Unlike previous drafts, Decree 65 still allows businesses to issue corporate bonds for debt refinancing, but only for the business itself. This will reinforce the need for businesses to find other channels to refinance, particularly real estate firms that own many subsidiaries/affiliated companies to develop projects. The real estate industry alone accounted for 59 per cent of the total maturing bond value, and the pressure of maturing corporate bonds this year alone reached VND35.56 trillion ($1.54 billion) and will increase sharply to VND61.37 trillion ($2.67 billion) in 2023.
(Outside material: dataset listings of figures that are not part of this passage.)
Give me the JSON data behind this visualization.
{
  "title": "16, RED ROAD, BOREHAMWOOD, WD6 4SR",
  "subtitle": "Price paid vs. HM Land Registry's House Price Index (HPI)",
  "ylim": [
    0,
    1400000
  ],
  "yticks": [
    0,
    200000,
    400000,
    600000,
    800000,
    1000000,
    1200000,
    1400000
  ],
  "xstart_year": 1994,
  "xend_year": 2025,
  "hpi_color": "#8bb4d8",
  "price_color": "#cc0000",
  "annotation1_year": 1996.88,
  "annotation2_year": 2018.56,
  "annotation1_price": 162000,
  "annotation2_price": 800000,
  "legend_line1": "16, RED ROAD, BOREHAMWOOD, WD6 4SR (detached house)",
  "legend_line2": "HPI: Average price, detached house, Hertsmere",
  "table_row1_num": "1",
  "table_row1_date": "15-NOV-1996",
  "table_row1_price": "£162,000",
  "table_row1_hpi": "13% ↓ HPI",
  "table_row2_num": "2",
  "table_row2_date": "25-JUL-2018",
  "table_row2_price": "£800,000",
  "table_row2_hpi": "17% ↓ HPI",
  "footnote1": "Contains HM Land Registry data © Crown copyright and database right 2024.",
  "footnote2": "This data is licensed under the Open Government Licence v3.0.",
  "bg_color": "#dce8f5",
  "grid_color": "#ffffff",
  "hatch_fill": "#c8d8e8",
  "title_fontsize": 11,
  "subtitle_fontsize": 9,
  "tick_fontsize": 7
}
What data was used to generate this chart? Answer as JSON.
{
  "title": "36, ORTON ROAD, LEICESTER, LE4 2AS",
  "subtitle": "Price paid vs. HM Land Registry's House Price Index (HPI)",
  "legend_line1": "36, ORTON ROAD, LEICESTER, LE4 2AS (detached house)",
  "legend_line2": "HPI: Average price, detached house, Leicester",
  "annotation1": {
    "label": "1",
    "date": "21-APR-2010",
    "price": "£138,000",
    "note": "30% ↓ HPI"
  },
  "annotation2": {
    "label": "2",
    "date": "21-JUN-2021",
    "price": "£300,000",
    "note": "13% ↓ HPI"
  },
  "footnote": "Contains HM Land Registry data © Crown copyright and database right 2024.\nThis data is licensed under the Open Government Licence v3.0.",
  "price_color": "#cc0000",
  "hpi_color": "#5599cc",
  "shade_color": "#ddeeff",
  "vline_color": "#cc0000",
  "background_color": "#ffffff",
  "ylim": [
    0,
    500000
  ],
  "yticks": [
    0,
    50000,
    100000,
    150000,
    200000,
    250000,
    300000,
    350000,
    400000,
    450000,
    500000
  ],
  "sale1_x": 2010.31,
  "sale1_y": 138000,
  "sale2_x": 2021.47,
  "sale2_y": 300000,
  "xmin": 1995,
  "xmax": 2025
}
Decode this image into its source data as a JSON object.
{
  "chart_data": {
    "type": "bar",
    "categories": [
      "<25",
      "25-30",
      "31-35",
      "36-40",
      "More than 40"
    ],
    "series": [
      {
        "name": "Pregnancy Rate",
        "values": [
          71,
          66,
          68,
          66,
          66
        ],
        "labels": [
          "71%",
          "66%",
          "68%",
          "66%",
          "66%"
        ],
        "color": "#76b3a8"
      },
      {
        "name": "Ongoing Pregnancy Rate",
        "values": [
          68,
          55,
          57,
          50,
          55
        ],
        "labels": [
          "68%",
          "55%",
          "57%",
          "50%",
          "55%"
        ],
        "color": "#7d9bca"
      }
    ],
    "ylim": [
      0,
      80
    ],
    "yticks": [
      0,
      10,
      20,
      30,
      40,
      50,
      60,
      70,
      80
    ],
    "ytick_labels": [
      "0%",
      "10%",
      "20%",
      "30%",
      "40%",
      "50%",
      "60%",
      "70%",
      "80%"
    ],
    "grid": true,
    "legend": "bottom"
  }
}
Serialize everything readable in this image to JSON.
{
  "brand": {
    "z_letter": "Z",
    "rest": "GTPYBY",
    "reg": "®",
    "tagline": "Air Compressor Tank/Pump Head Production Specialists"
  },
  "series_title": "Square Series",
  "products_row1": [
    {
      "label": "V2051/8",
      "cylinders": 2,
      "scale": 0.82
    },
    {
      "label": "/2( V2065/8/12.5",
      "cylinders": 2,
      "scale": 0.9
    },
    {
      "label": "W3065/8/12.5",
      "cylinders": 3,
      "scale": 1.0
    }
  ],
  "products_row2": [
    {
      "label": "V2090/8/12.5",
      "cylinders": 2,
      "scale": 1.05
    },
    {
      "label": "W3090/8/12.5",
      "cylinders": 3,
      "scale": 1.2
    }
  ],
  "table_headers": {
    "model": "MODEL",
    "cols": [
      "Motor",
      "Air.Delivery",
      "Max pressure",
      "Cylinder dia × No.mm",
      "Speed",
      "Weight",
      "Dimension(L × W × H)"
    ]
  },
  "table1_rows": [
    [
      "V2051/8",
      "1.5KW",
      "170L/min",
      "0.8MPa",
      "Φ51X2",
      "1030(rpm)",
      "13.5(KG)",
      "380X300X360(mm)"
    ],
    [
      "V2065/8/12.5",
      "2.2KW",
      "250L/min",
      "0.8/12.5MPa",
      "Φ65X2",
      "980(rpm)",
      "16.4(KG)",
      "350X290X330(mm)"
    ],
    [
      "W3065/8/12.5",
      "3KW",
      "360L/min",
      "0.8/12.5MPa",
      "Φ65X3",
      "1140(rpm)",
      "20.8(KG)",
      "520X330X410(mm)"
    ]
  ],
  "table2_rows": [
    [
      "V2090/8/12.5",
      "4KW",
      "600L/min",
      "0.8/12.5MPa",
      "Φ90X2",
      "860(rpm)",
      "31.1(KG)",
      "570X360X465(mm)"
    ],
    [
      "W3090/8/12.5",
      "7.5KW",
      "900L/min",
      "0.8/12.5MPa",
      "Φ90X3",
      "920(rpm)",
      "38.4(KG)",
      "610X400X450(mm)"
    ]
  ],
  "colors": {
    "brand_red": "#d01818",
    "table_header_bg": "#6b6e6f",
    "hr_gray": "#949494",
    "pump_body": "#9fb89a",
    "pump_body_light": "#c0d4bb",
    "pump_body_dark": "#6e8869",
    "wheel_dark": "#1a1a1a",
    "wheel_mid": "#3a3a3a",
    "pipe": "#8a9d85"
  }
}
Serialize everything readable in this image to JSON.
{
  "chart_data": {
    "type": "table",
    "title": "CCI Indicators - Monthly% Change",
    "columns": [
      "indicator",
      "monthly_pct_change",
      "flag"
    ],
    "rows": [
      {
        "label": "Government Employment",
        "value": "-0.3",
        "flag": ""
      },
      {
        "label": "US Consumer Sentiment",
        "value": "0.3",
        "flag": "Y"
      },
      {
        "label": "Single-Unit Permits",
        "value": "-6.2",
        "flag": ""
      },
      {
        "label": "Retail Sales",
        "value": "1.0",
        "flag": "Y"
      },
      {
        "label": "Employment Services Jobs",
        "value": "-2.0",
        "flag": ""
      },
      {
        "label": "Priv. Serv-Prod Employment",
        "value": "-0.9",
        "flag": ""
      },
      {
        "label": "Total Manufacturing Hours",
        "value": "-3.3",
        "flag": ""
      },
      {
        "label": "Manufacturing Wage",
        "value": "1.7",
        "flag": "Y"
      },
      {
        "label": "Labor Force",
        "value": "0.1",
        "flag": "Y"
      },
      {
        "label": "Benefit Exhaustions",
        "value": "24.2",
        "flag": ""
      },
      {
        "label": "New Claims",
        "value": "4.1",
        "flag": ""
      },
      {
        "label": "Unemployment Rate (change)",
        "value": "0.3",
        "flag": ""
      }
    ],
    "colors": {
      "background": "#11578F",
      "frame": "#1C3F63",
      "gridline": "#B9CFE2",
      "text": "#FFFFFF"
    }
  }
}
Accordingly, FiinGroup believed the approaching quarters will be tough for firms to manage cash flow in order to repay bond principal and interest because the corporate bond market has narrowed significantly since the beginning of the year.
Meeting upcoming debt obligations will be more difficult as the interest rate is expected to rise, increasing the burden of interest expenses on many businesses, especially those in capital-intensive sectors but facing difficulties in accessing credit, such as real estate.
For investors, although the conditions for determining individual professional investors have become more stringent than before, they are better protected when there is a better reporting mechanism and higher commitment responsibility by the enterprise, with voting rights on issues related to corporate bonds owned by them.
Non-professional investors are also compelled to purchase public offering bonds with certificates of registration for sale issued by the State Securities Commission or switch to purchasing fund certificates of investment funds. As a result, the purpose of purchasing corporate bonds is more rigorously regulated, causing the private placement market to shift not only in size but also in participant diversification among professional investors, insurance companies, bond funds, and voluntary pension funds, among others.
On the other hand, mandatory ratings, as per Decree 65, may assist decrease information asymmetry between issuers and retail investors, who are limited in financial knowledge, and self-analytical skills and are easily led by unorthodox information flow. Businesses with a solid financial status and legally qualified projects can raise money at a lower cost as the risk premium is reduced.
“This is not an attempt to rigorously restrict issuance conditions but helps the market operate more transparently and effectively,” said FiinGroup.